Express the polar coordinates $P\left(6, -\dfrac{\pi}{4} \right)$ in Cartesian coordinates.
$\displaystyle x=r\cos{(\theta)} ,\ y=r\sin{(\theta)} \implies x^2+y^2=r^2 \wedge \theta = \tan^{-1}{\left(\frac{y}{x}\right)}$
So, $x=6\cos{\left(-\dfrac{\pi}{4}\right)}=3\sqrt{3}$ and $y=6\sin{\left(-\dfrac{\pi}{4}\right)}=-3\sqrt{3} \implies \textbf{ANSWER: } P(3\sqrt{3}, -3\sqrt{3})$.
The answer which is calculated here here contradicts mine. Why?

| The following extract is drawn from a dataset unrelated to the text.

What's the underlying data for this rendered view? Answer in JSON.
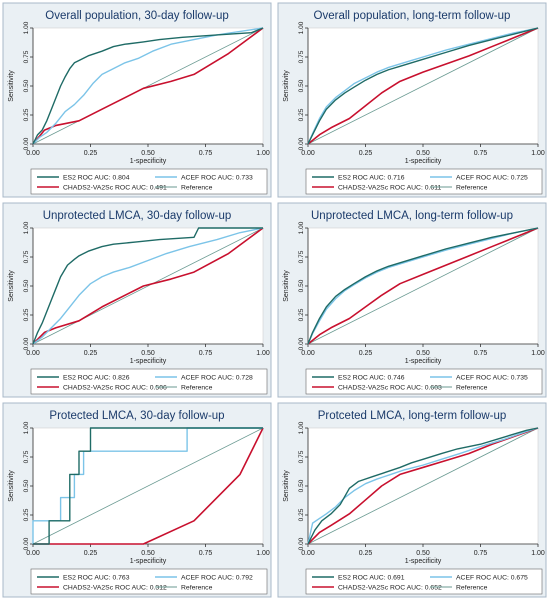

Furthermore, the answer provided here for the following:
Identify the conic represented by $r=\dfrac{3}{2-\cos{(\theta)}}$.
$\displaystyle r=\dfrac{3}{2-\cos{(\theta)}} \implies r(2-\cos{(\theta)})=3 \implies 2r-r\cos{(\theta)}=3 \implies 2r=3+r\cos{(\theta)} \implies 2\sqrt{x^2+y^2}=3+x \implies 4(x^2+y^2)=(3+x)^2 \implies 4x^2+y^2=9+6x+x^2 \implies 3x^2-6x+y^2=9 \implies 3(x^2-2x)-3+y^2=6 \implies 3(x-1)^2+y^2=6 \implies \textbf{ANSWER: } \frac{(x-1)^2}{\sqrt{2}^2}+\frac{y^2}{\sqrt{6}^2}=1$, an ellipse.
is seemingly contradicted as well. What is my error in these conversions?
For the first, note that $6\cos\left(-\frac{\pi}{4}\right)=6\times \frac{1}{\sqrt 2}=3\color{red}{\sqrt 2}\approx 4.243$. (BadAtMaths has already pointed 'radian-degree' problem. You should get this.)
For the second, note that $4(x^2+y^2)=4x^2+\color{red}{4}y^2$.